Pertama, disebabkan oleh warisan krisis ekonomi dan politik yang terjadi pada pertengahan tahun 1960-an. Struktur politik yang ditinggalkan oleh masa sebelumnya memiliki kecenderungan untuk memberikan kekuasaan yang berlebihan pada pemerintah. Lebih dari itu, pada masa tersebut Orde Baru hendak berusaha secara cepat memperoleh legitimasi politiknya, karena menurutnya, Soekarno masih memiliki pengaruh yang tidak kecil dan pendukung yang tidak sedikit. Ini di desak lagi oleh kenyataan adanya ekonomi negara yang sudah hampir runtuh. 
Kedua, Mas’oed menyebutkan bahwa koalisi intern Orde Baru yang memaksa untuk segera melakukan restrukturisasi ekonomi secara radikal juga menyebabkan lahirnya NBO (Negara Birokratik-Otoriter) di Indonesia. Orde Baru memilih segera melakukan kebijakasanaan stabilisasi ekonomi yang memberikan peluang yang besar kepada modal domestik dan modal international untuk terlibat, sekalipun kebijaksanaa ini dibayar dengan harga mahal, dengan adanya keterpaksaan untuk meninggalkan sebagian pendukung lainnya. 
Ketiga, orientasi ekonomi ke luar yang dirumuskan oleh Orde Baru pada akhir tahun 1960-an dan berlanjut pada tahun 1970-an, disebut oleh Mas’oed juga sebagai faktor yang mendesak pemerintah untuk memilih bentuk NBO. 

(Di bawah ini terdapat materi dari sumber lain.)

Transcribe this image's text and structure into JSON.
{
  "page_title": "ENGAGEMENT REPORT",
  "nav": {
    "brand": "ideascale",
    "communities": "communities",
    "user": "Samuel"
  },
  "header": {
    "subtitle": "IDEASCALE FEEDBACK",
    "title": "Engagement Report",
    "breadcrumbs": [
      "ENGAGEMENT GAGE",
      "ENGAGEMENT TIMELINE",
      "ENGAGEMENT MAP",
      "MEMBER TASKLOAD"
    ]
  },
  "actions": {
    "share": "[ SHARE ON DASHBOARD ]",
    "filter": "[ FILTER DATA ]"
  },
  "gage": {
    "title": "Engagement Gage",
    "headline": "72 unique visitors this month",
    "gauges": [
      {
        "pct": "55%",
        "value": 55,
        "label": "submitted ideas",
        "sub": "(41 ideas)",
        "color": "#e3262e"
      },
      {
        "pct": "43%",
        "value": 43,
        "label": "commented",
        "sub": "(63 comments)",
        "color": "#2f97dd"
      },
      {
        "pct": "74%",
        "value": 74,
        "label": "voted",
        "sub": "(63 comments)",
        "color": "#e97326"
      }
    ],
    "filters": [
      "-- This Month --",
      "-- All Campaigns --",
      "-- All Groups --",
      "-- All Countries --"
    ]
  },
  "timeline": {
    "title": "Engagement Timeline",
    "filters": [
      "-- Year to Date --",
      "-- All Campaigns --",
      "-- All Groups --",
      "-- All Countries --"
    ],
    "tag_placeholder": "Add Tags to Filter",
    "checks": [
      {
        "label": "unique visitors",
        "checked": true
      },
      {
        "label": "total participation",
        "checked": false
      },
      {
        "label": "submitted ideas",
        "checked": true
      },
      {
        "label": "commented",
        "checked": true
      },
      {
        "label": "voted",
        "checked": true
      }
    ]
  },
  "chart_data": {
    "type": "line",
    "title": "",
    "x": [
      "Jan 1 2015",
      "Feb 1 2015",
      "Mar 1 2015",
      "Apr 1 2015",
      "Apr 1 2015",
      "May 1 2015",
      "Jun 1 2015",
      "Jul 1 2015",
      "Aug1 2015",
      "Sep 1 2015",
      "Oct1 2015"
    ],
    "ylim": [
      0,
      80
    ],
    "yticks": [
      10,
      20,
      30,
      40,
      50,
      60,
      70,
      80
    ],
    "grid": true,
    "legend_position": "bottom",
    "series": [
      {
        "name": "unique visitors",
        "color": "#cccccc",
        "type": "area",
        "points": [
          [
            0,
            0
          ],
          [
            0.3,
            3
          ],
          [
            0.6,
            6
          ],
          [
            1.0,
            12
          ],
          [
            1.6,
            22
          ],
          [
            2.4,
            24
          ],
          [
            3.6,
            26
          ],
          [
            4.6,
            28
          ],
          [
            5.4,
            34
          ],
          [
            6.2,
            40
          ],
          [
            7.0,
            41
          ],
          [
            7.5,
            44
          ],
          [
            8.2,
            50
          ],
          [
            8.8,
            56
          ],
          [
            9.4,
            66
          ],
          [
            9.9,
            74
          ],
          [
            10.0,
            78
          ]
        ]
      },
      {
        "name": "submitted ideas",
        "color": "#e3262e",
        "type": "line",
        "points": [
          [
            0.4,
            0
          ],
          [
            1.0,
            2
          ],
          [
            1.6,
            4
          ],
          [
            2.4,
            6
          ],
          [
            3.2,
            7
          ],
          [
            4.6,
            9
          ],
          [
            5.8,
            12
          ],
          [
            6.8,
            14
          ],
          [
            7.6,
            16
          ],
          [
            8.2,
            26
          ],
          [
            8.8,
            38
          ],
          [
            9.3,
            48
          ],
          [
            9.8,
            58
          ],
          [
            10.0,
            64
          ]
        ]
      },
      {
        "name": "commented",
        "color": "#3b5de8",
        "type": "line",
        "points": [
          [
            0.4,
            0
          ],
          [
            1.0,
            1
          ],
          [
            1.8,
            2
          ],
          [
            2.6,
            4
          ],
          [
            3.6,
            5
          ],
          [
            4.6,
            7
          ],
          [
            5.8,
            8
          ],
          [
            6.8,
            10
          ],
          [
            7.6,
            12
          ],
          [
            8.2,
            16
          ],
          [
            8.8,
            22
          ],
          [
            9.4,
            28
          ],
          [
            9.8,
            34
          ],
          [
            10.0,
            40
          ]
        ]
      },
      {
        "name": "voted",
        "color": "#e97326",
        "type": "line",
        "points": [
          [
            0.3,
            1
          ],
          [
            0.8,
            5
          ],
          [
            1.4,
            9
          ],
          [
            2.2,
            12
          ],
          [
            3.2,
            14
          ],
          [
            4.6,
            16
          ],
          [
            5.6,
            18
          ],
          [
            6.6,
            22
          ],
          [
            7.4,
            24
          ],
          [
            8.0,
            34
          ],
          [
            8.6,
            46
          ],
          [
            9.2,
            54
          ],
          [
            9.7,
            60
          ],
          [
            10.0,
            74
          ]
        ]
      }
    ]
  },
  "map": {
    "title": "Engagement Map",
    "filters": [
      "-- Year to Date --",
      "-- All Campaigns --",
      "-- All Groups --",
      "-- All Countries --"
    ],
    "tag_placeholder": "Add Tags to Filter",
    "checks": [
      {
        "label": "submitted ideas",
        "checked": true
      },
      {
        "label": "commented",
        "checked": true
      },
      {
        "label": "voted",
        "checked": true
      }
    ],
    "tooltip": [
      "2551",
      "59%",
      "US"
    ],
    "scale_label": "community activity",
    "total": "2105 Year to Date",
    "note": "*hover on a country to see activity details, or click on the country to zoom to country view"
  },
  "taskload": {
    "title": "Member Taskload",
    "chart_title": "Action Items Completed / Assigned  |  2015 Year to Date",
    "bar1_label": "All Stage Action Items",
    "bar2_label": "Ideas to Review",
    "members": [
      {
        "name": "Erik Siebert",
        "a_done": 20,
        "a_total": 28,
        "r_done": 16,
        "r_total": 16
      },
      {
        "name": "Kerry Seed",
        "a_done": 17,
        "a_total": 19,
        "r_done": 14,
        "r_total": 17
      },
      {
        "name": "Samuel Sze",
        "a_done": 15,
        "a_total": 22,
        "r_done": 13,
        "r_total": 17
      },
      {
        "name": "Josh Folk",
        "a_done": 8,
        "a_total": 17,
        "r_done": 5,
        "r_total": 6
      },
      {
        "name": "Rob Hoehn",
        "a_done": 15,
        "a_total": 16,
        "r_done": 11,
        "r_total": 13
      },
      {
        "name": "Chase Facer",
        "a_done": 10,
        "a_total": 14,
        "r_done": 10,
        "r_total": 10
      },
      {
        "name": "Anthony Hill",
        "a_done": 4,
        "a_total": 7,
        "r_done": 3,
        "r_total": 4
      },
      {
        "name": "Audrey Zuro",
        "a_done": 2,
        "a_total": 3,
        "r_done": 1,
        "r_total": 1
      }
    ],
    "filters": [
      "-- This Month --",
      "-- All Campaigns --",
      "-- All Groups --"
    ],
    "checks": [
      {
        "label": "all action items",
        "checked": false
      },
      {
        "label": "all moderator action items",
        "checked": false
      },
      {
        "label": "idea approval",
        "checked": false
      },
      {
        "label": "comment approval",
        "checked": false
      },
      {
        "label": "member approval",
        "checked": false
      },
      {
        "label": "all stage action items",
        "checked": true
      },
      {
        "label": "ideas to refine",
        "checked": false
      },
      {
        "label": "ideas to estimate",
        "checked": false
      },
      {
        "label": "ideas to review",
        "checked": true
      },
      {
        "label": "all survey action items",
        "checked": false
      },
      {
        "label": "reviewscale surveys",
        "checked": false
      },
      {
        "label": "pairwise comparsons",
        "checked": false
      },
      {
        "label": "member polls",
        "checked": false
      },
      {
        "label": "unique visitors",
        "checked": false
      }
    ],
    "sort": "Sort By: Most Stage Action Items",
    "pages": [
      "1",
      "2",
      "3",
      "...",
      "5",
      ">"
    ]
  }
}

Dengan adanya ketiga faktor tersebut, Mas’oed menyimpulkan bahwa mengharapkan adanya bangunan politik demokratis pada awal Orde Baru merupakan harapan yang tidak realistis, kalau bukan khayalan. Ketiga faktor ini sepenuhnya disadari oleh Mas’oed telah menyebabkan lahirnya sistem politik di Indonesia yang berbeda dengan faktor yang diajukan oleh O’Donnell. Ketika itu pendalaman industrialisasi, kebijakan integrasi vertikal, belum terjadi di Indonesia, bahkan situasi ekonomi Indonesia masih dalam tahap awal pemulihan kehancuran. Dengan kalimat yang lebih jelas (kasus Indonesia), Mas’oed melihat faktor krisis politik lebih bertanggung jawab terhadap pemerintahan yang otoriter dari Orde Baru dibanding variabel ekonomi. Kesadaran Ekonomi 

Pada dasarnya ekonomi sosial dicirikan tiga hal, dua pertama ciri ideal dan yang ketiga ciri struktural. Tiga ciri tersebut adalah demokrasi ekonomi, solidaritas dan sosialisasi ekonomi. Demokrasi ekonomi adalah upaya untuk menghapuskan hak-hak istimewa dalam segala sesuatu yang berhubungan dengan ekonomi. Ini berarti entitas yang terlibat dalam relasi ekonomi berhak secara materiil untuk memnentukan nasibnya sendiri berkaitan dengan posisinya dalam relasi ekonomi. Secara tidak langsung ini mengandaikan kesejajaran dan perimbangan dalam kekuatan ekonomi secara objektif, karena tanpanya entitas-entitas yang kuat dapat memaksakan kehendaknya dan ini berakibat dalam pembatasan secara tidak sejajar dan berimbang pada entitas yang lain. Solidaritas dipahami dalam dua makna. 
Pertama, solidaritas adalah perasaan senasib dari entitas-entitas yang lemah dalam relasi-relasi ekonomi, yang dengannya mereka mengubah keunggulan dalam jumlah dan sifat yang tidak mementingkan dirinya sendiri. Solidaritas ini menjadi dasar pengelompokan bagi perjuangan hak yang bersifat ke dalam atau berorientasi pada diri sendiri. 
Kedua, solidaritas mesti bersifat ke luar dalam upaya mengubah secara mendasar mesyarakat sebagai keseluruhan dan memberikan padanya tata aturan yang memungkinkan solidaritas terobjektivikasi dalam sistem politik-ekonomi. 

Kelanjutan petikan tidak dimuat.